The distribution of covalently bound phosphate in the starch granule in relation to starch crystallinity

Five selected starches with a 60-fold span in their content of monoesterified starch phosphate were investigated with respect to distribution of glucose 6-phosphate and glucose 3-phosphate residues, amylopectin chain length distributions and gelatinisation properties. The distribution of starch phosphate in the starch granules was determined by preparation of N?geli dextrins followed by quantitative 31P-nuclear magnetic resonance spectroscopy. Total starch phosphate content was positively correlated to the unit chain lengths of the amylopectin as well as to the chain lengths of the corresponding N?geli dextrins. The major part (68-92%) of the total starch phosphate content was partitioned to the hydrolysed (amorphous) parts.

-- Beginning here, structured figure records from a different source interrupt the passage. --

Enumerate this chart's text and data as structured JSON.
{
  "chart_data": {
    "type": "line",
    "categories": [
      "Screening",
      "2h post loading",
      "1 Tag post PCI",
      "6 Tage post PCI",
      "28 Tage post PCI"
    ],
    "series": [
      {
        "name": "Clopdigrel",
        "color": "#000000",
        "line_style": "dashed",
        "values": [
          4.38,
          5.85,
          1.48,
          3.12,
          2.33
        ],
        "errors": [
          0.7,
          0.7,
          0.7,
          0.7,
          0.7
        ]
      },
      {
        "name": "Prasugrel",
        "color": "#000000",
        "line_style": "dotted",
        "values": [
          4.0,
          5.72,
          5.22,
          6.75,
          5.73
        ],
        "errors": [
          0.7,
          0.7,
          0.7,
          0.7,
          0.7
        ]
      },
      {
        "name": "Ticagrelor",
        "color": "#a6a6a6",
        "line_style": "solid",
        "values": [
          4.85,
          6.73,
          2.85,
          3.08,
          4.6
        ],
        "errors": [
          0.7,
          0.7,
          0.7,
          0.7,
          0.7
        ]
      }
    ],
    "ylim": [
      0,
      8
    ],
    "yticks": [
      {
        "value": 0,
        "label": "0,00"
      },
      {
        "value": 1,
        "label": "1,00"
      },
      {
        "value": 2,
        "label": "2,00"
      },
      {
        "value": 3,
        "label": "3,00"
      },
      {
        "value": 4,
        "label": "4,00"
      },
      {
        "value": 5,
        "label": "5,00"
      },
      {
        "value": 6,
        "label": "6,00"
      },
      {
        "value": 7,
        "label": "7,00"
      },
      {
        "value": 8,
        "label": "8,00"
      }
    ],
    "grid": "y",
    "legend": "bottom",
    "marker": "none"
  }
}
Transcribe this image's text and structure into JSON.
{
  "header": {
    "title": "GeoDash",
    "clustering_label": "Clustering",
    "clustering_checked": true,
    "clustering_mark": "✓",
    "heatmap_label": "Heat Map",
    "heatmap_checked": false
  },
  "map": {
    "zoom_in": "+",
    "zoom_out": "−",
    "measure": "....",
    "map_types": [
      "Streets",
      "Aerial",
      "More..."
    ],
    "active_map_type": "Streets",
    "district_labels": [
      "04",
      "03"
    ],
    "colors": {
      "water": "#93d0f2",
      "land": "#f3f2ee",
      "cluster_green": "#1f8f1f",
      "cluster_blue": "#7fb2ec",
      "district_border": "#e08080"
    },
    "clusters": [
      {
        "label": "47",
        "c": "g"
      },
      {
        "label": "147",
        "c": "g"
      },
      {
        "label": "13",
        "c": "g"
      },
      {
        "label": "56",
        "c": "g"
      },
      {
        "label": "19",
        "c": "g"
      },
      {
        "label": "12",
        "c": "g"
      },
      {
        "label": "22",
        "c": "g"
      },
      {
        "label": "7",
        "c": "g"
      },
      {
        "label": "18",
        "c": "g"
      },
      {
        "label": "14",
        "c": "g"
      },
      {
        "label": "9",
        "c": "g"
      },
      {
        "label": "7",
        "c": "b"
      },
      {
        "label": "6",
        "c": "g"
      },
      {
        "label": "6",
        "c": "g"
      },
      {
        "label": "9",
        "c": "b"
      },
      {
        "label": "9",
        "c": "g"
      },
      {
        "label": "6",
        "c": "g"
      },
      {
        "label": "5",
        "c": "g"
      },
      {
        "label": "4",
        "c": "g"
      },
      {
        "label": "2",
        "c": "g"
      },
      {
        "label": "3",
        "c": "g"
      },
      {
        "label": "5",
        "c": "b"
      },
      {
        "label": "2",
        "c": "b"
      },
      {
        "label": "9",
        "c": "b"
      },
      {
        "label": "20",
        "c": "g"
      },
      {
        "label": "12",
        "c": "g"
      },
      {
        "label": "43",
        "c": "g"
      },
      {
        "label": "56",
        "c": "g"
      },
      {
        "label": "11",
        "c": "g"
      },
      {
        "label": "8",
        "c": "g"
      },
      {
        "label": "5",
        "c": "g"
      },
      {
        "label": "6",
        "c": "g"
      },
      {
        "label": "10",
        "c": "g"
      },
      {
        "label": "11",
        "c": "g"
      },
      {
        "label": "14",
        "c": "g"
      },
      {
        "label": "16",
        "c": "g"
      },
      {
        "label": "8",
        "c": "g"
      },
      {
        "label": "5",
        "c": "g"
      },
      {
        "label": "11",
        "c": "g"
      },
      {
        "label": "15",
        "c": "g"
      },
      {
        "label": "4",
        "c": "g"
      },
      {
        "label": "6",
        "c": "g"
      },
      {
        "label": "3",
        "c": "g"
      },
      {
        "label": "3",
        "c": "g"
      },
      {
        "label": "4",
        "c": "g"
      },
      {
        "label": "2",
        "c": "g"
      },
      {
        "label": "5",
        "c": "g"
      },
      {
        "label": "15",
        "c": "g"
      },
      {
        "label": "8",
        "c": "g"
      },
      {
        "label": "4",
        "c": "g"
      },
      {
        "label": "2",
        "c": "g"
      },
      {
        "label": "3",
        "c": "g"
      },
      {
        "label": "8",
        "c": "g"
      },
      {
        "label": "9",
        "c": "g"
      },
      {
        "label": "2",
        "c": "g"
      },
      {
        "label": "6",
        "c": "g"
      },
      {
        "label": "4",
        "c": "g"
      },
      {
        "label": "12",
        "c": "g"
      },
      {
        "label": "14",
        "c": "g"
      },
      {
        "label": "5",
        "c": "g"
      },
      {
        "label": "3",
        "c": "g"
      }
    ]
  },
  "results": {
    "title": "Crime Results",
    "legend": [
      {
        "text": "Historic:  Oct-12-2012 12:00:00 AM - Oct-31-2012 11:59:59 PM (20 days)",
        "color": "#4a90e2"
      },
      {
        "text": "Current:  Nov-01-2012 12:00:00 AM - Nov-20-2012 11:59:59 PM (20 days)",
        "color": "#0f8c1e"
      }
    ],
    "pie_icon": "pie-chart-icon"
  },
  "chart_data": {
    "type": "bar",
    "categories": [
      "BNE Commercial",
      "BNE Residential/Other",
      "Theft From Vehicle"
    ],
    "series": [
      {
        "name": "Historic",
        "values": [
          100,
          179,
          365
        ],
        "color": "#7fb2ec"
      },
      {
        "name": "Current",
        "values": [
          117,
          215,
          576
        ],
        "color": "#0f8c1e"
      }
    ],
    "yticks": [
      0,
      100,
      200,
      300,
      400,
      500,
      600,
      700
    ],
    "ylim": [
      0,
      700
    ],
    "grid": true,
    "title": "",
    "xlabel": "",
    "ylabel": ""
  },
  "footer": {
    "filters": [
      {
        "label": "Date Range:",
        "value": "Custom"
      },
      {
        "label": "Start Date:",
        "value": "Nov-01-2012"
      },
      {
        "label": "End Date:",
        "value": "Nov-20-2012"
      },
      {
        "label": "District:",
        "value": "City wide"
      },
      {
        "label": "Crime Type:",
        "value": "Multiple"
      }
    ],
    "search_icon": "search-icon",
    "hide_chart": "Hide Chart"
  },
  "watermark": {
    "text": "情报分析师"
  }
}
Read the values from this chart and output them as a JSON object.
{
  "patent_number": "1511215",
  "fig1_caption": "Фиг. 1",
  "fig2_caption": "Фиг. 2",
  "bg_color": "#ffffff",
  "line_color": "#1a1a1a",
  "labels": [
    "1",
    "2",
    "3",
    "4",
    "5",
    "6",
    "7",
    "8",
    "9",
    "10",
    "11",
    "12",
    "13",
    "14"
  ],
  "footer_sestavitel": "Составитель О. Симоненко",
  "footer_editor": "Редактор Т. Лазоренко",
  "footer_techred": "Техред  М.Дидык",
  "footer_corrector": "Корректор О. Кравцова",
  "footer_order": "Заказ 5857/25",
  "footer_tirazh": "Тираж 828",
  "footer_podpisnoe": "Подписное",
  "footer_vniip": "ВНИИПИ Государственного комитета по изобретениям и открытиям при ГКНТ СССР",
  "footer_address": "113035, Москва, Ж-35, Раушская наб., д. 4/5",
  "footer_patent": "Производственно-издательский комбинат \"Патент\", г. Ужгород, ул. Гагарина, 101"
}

Starch-bound glucose 6-phosphate per milligram of starch was 2-fold enriched in the amorphous parts, whereas phosphate groups bound at the 3-position were more evenly distributed. The gelatinisation temperatures of the native starches as determined by differential scanning calorimetry were positively correlated (R(2)=0.75) to starch phosphate content, while crystallinity (gelatinisation enthalpy) and crystal heterogeneity (endotherm peak width) showed no correlations to starch phosphate content. The relations between starch molecular structure, architecture and functional properties are discussed.